Duniaekspress, 20 November 2017. Observatorium Suriah untuk Hak Asasi Manusia (SOHR) yang berbasis di Inggris melaporkan bahwa sebagian besar anggota Daesh (ISIS, red) mundur dari Albu Kamal, sementara tetap terjadi pertempuran di sekeliling daerah tersebut.

“Tentara rezim Suriah dan sekutunya mengambil alih kendali atas Albu kamal, kota penting terakhir Daesh (ISIS) di Suriah,” Kata militer syiah Hizbullah, seperti dilansir Zamn Wasl, Ahad (19/11/2017).

Tentara telah mengumumkan kemenangan atas Daesh di Albu Kamal awal bulan ini namun para ekstremis kemudian melakukan serangan balasan dengan menggunakan sel-sel tidur yang tersembunyi di kota tersebut.

“Kekhilafahan” yang dikendali Daesh dari Albukamal hanya beberapa desa di sepanjang sungai Efrat dan hamparan padang pasir di dekatnya, serta kantong terpencil di bagian lain negara ini.

Sebagian besar pasukan yang memerangi Daesh di Suriah dan Irak mengatakan mereka meyakini kelompok Daesh kembali ke bawah tanah dan beralih ke pemberontakan secara gerilya dengan menggunakan sel-sel tidur dan pemboman.

Badan intelijen Barat telah mengatakan bahwa pihaknya masih mengkhawatirkan serangan terhadap warga sipil di seluruh dunia.

Baca Juga: 300 ISTRI MILITAN ISIS IKUT BERTEMPUR DI ALBU KAMAL

Sebelumnya diberitakan pertempuran sengit antara pasukan rezim untuk menumbangkan benteng terakhir militan ISIS, sekitar 300 istri militan Negara Islam Irak dan Suriah ini menolak untuk pindah dari kota Albu Kamal, kota yang berbatasan langsung dengan Irak

“Istri-istri, yang kehilangan suami mereka dalam pertempuran dengan tentara rezim dan milisi sekutu, telah memutuskan untuk bergabung dalam pertempuran tersebut,” Kata sumber dilokasi yang dikutip Zaman Wasl, Sabtu (18/11/2017).
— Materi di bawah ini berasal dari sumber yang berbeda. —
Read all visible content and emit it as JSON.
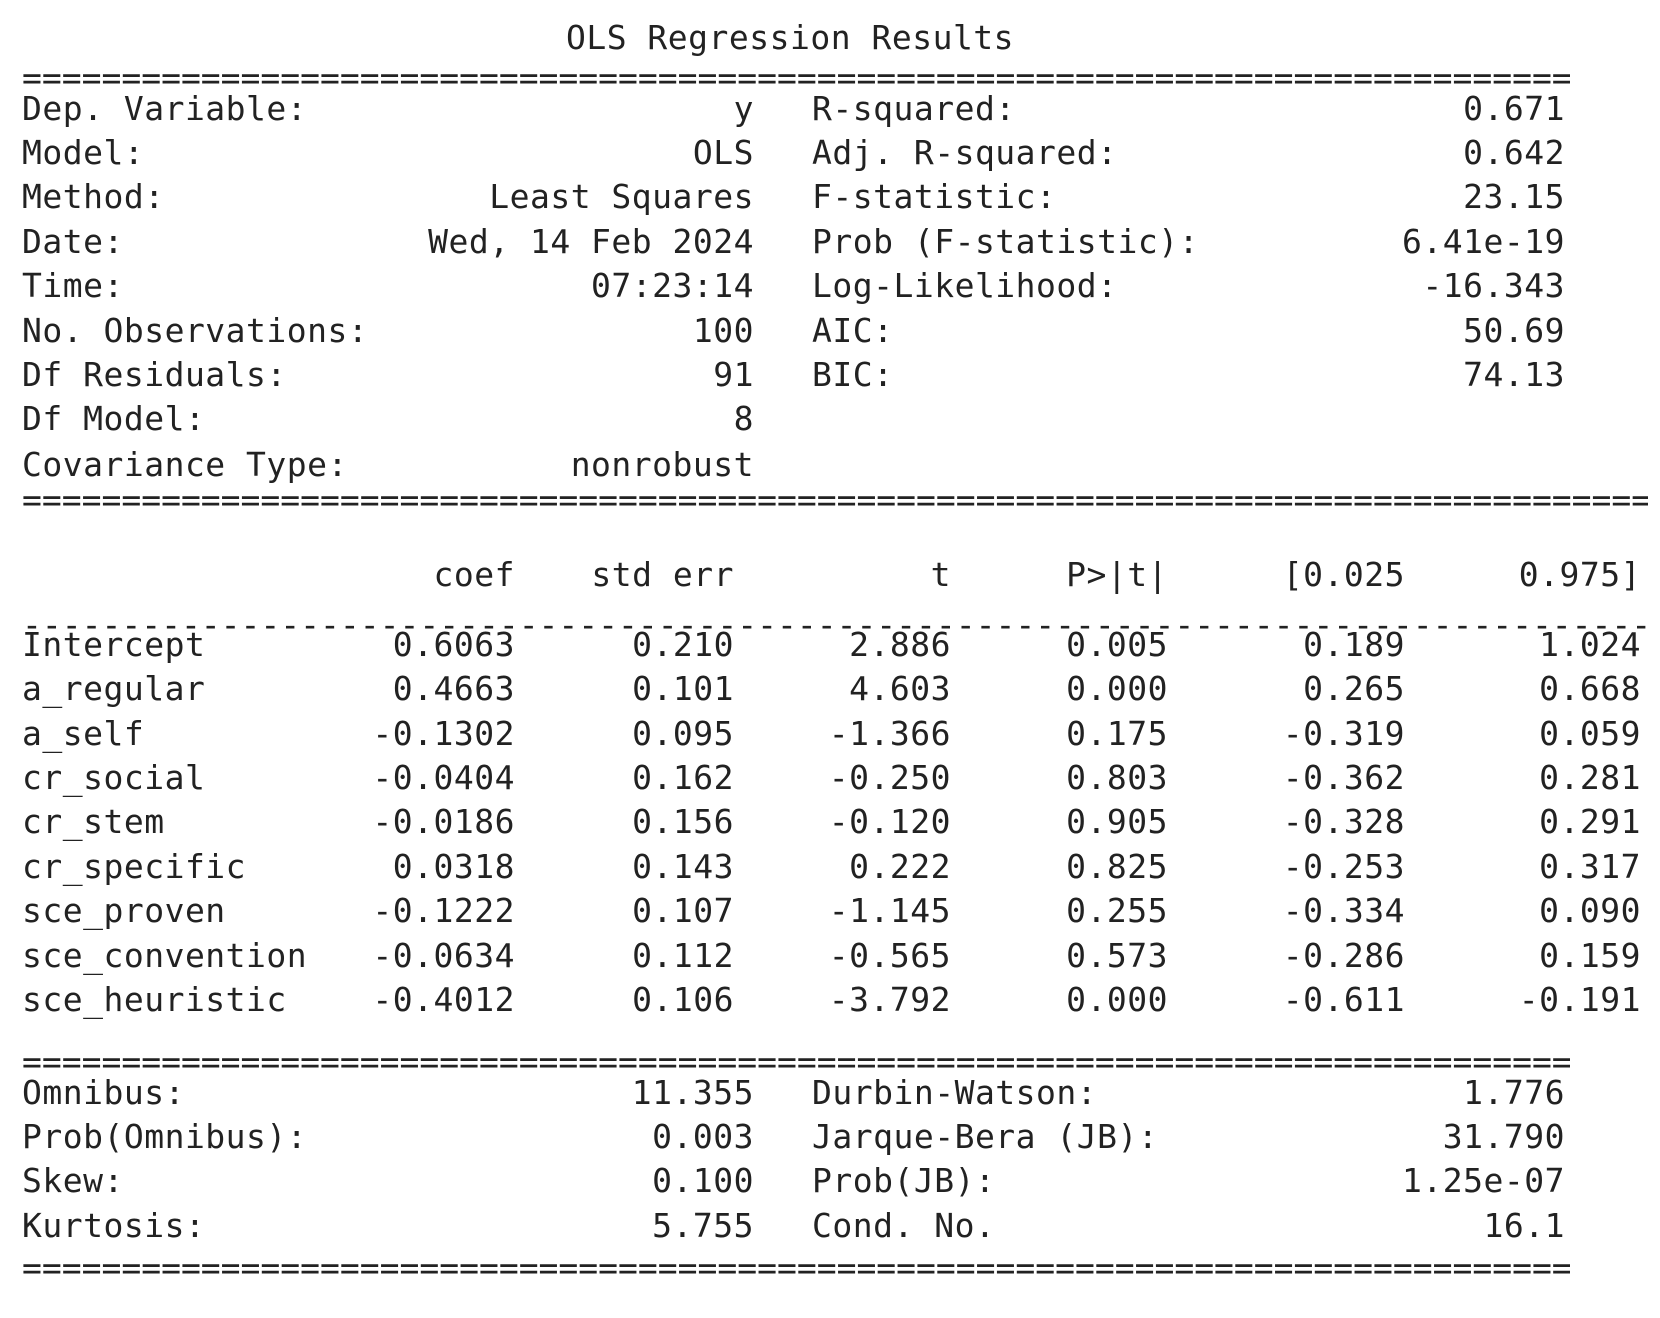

“Mereka menggali parit di sekitar kota, menunggu pasukan Assad dan milisi untuk menghadapinya,” sumber tersebut menambahkan.

Sementara itu Irak telah mengklaim kemenangan penuh atas ISIS, Menteri Dalam Negeri Irak Qasim al-Araji mengumumkan, bahwa kehadiran kelompok Daesh (ISIS, red) telah berakhir di Irak secara efektif menyusul pembebasan kota Rawa di provinsi Anbar barat, pada hari Jumat, (17/11/2017). [fan].